Bundle up and get work done!

* Prune, prune, prune. Now is the time to cut back most deciduous trees and shrubs. The exceptions are spring-flowering shrubs such as lilacs.

* Now is the time to prune fruit trees, except apricot and cherry trees. Clean up leaves and debris around the trees to prevent the spread of disease.

* Prune roses, even if they’re still trying to bloom or sprouting new growth. Strip off any remaining leaves, so the bush will be able to put out new growth in early spring.

* Prune Christmas camellias (Camellia sasanqua), the early-flowering varieties, after their bloom. They don’t need much, but selective pruning can promote bushiness, upright growth and more bloom next winter. Feed with an acid-type fertilizer. But don’t feed your Japonica camellias until after they finish blooming next month. Feeding while camellias are in bloom may cause them to drop unopened buds.

* Clean up leaves and debris around your newly pruned roses and shrubs. Put down fresh mulch or bark to keep roots cozy.

* Apply horticultural oil to fruit trees to control scale, mites and aphids. Oils need 24 hours of dry weather after application to be effective.
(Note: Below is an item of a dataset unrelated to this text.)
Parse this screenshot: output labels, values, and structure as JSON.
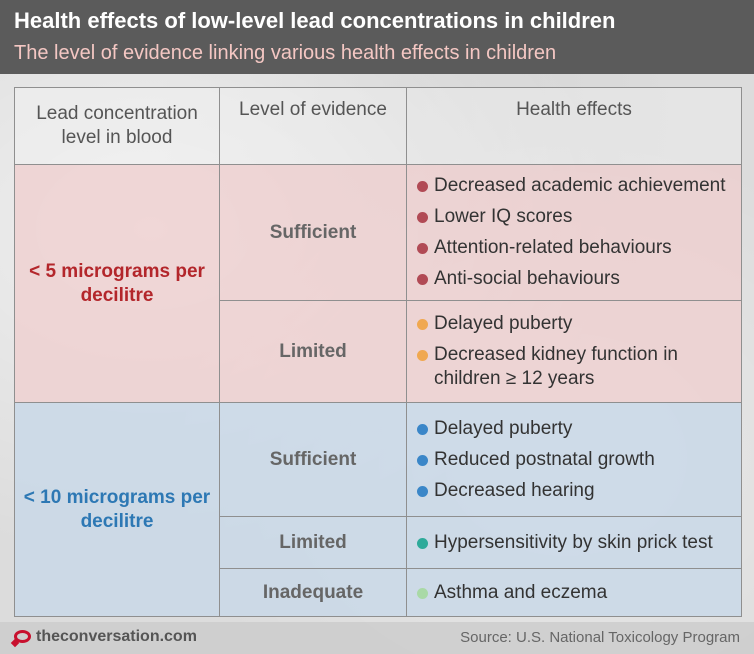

* This is also the time to spray a copper-based oil to peach and nectarine trees to fight leaf curl. Avoid spraying on windy days.

* Divide daylilies, Shasta daisies and other perennials.

* Cut back and divide chrysanthemums.

* Plant bare-root roses, trees and shrubs.

* Transplant pansies, violas, calendulas, English daisies, snapdragons and fairy primroses.

* In the vegetable garden, plant fava beans, head lettuce, mustard, onion sets, radicchio and radishes.

* Plant bare-root asparagus and root divisions of rhubarb.

* In the bulb department, plant callas, anemones, ranunculus and gladiolus for bloom from late spring into summer.

* Plant blooming azaleas, camellias and rhododendrons. If you’re shopping for these beautiful landscape plants, you can now find them in full flower at local nurseries.